C’est en partie une réponse à cela article de discussion publié dans DN le 9 décembre 2022 par Hans Ellegren, secrétaire permanent de l’actuelle Académie royale des sciences. Là, il se plaint que la recherche universitaire suédoise n’a plus d’influence internationale. Supposons que nous soyons censés croire Ellegren que quelque chose ne va pas dans le milieu universitaire : auquel cas je soutiens que les règles suivantes, inspirées de la philosophie de Descartes, pourraient aider à revigorer l’état d’esprit du chercheur afin qu’il puisse devenir, sinon toujours influent, du moins philosophiquement solide.
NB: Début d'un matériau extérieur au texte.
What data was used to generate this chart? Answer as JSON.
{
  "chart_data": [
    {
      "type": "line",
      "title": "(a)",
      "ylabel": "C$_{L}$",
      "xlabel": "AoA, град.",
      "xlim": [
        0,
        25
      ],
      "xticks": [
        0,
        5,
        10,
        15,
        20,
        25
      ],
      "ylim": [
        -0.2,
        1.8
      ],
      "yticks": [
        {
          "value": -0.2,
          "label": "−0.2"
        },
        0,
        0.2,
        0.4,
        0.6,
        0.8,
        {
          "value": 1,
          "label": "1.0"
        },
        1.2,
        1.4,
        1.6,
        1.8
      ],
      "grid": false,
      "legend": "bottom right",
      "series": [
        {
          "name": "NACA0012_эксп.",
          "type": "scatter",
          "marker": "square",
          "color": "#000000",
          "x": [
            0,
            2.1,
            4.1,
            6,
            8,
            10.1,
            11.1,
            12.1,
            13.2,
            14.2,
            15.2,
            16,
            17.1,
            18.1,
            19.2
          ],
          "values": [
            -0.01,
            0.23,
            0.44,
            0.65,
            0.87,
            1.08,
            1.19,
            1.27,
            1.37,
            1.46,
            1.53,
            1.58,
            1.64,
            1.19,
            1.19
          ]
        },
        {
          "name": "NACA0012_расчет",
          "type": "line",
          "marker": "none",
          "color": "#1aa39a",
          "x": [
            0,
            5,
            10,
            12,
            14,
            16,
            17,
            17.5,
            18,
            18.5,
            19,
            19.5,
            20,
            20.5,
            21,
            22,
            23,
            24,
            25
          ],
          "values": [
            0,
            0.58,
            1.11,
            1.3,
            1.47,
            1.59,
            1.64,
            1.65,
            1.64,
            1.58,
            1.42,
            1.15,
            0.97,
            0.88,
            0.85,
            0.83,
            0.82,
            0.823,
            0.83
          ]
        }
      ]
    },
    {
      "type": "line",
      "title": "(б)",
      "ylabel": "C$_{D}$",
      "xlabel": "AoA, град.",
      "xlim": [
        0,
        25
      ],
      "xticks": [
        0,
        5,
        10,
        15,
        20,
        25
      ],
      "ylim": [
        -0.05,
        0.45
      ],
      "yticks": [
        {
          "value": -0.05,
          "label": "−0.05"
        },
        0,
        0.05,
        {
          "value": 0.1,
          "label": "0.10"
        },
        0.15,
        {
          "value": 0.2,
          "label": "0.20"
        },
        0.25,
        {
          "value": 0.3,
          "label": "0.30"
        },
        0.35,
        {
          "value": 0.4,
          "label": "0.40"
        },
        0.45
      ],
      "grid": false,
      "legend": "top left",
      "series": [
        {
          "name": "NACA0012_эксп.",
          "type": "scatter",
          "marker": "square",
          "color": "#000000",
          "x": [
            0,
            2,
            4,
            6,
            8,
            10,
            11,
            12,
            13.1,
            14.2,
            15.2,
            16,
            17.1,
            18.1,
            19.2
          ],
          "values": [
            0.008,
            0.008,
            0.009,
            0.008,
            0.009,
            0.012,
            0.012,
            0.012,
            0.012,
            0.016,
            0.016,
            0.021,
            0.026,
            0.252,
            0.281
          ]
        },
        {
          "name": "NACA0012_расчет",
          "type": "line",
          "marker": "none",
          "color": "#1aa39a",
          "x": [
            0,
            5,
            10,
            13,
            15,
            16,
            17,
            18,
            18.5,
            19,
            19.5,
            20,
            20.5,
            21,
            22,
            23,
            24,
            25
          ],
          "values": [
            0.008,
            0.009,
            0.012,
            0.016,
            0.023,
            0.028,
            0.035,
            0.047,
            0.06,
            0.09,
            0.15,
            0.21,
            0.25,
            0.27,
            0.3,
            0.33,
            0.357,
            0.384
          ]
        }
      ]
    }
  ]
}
Règle 1 : Pensez comme vous-même avant de penser comme les autres.
Un bon chercheur doit conquérir (et maintenir) les conditions pour penser le plus indépendamment possible. Cette règle est peut-être la plus difficile pour les universitaires. Descartes recommandait d’oublier un instant ce que les autres pensent ou ont pensé. Sa première leçon pour devenir un bon chercheur a été de devenir assez audacieux pour penser par soi-même, explorer de nouveaux horizons et faire des recherches qui ne sont pas « académiques » au sens conservateur, mimétique ou politiquement correct.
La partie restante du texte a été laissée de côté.